Result: Be careful what you wish for indeed. For me this exposes why so many of the New Adventures simply did not work. It is gimmicky, overly sentimental, illogical and turns the show into a depressing melodrama. Father’s Day isn’t completely without merit because Joe Ahearne is directing and manages to salvage the shoddy script with some stylish directorial flourishes but it's probably the closest the New Series has come to being as far away from what I would want to recognise as Doctor Who (Journey to the Centre of the TARDIS and Nightmare in Silver are recent examples of abominable adventures but at least they are still recognisably Doctor Who). It’s an ugly, twisted hollow piece of drama that lacks even basic competence in the areas of plotting and character. The show has toyed with episodes that highlight the emotions of the characters since this (Turn Left, The Girl Who Waited) but this is the only time where it has been harmfully detrimental to the story. The dialogue is crass and obvious and it's one of the very few times when both the Doctor and his companion come across as being thoroughly despicable (one who makes really bad choices and projects those mistakes on others and the other who spends far too much time obsessing over herself). I desperately wanted the Doctor to stop getting angry with people for no reason and Rose to stop pouting and staring off into the distance lost in her thoughts…and for them both to get on with something far more interesting. What’s irritating is that this almost convinced me that the New Series had completely perverted Doctor Who and I came close to giving up but in respect of tone, plotting, characterisation and a general sense of adventure the series was about to show you precisely how it should be done in the very next tale. Juxtaposing the two stories simply leaves Father’s Day looking even more inadequate than it already does on its own terms. How this came from the same pen that produced Human Nature/The Family of Blood bewilders me. But then what do I know? I have never had a great relationship with my dad so perhaps I was not the target audience: 2/10 

5 comments:

Audrey the Leviathan Vampire Girl said...

I can't say I dislike this story as much a you do.

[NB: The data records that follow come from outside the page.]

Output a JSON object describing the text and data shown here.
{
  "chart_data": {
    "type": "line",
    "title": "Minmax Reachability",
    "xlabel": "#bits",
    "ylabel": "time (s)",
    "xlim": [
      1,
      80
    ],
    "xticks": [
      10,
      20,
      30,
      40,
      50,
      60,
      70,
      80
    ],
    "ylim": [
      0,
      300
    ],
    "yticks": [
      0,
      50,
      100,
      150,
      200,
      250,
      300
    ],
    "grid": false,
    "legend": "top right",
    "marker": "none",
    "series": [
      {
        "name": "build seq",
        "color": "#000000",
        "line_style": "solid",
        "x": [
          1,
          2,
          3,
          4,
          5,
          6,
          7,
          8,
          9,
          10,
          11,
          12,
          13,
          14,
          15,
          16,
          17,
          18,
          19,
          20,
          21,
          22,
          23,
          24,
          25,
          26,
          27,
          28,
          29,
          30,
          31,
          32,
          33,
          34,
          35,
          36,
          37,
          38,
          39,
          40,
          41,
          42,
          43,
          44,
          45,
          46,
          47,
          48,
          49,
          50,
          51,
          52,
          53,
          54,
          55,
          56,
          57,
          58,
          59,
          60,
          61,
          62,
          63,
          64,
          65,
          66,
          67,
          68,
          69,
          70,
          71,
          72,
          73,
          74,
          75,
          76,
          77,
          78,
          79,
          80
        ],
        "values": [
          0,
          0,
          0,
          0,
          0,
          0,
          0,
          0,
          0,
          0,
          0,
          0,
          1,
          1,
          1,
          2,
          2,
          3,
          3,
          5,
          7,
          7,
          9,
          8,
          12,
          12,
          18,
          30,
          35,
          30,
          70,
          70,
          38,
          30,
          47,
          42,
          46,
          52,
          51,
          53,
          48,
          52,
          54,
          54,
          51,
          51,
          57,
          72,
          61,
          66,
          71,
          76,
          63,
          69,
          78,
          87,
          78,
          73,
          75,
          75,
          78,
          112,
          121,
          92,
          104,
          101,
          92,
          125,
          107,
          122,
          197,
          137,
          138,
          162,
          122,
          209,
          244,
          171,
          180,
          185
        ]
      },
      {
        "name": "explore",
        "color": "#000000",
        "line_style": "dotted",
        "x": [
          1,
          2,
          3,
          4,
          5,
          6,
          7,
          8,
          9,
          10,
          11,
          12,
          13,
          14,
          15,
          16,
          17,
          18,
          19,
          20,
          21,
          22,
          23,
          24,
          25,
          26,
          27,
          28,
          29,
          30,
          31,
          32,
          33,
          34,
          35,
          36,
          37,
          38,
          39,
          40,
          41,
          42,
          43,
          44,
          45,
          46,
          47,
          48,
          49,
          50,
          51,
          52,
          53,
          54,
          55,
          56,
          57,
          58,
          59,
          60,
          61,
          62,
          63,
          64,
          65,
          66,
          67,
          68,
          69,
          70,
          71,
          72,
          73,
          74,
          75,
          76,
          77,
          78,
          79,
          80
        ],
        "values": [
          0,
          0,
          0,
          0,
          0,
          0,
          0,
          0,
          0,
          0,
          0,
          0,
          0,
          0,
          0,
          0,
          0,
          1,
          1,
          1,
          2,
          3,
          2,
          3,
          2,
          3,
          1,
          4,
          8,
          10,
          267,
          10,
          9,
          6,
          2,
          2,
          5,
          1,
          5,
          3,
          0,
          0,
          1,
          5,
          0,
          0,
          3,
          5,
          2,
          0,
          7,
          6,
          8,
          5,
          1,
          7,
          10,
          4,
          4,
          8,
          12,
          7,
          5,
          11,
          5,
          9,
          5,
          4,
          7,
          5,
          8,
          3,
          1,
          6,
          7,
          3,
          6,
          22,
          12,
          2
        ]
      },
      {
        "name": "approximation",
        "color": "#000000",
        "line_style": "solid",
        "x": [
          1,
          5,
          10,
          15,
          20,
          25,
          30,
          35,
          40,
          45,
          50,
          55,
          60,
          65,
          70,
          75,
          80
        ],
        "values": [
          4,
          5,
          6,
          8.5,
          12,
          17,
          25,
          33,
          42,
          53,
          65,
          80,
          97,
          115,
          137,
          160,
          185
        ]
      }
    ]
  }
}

Give me this story over anything in series 7.

RTD did a lot of the rewriting on the Human Nature two parter, for it 'tis brilliant.

Buslady said...

He was a real ass in that eppie....

Anonymous said...

I saw this as a New Who version of the Azteks. The Doctor tells his companion not to change history but she feals compelled to do so. He then explodes at her. It just has more emotional resonence because it is so personal. As for the why the Doc took rose to see her father, I think it's another of those the Doc is an alien moments. A timelord could watch and understand not to interfere but he still doesn't understand humans. He can travel with them but he is still not human.

David Pirtle said...

You should have posted this score in the form of an Unpopular Opinion Puffin meme. I have never known anyone to really hate this story. You are absolutely right to call it a gimmicky, overly sentimental, illogical, and, at times, depressing melodrama. It certainly isn't what I want the show to be on a regular basis (and there are times later in the revived program where I worried that this was threatening to happen), but I still cannot help liking it. Maybe I am just a sucker for sad stories.

What is most uncomfortable about it, again as you point out, is the characterization of the Doctor and Rose's relationship, the way he treats her like a misbehaving pet rather than a friend. Sure he shows remorse for exploding at her, just like you might feel bad after yelling at your dog for getting into the garbage you neglected to take out, but it seems ridiculous that, given such a dynamic, they'd basically be in a relationship seven or so episodes down the road.

Guy said...

Well I rewatched Father's Day this morning it's really depressing, melodramatic and painful to watch. I used to love this episode but now I think it's the worst thing Paul Cornell has written for Doctor Who.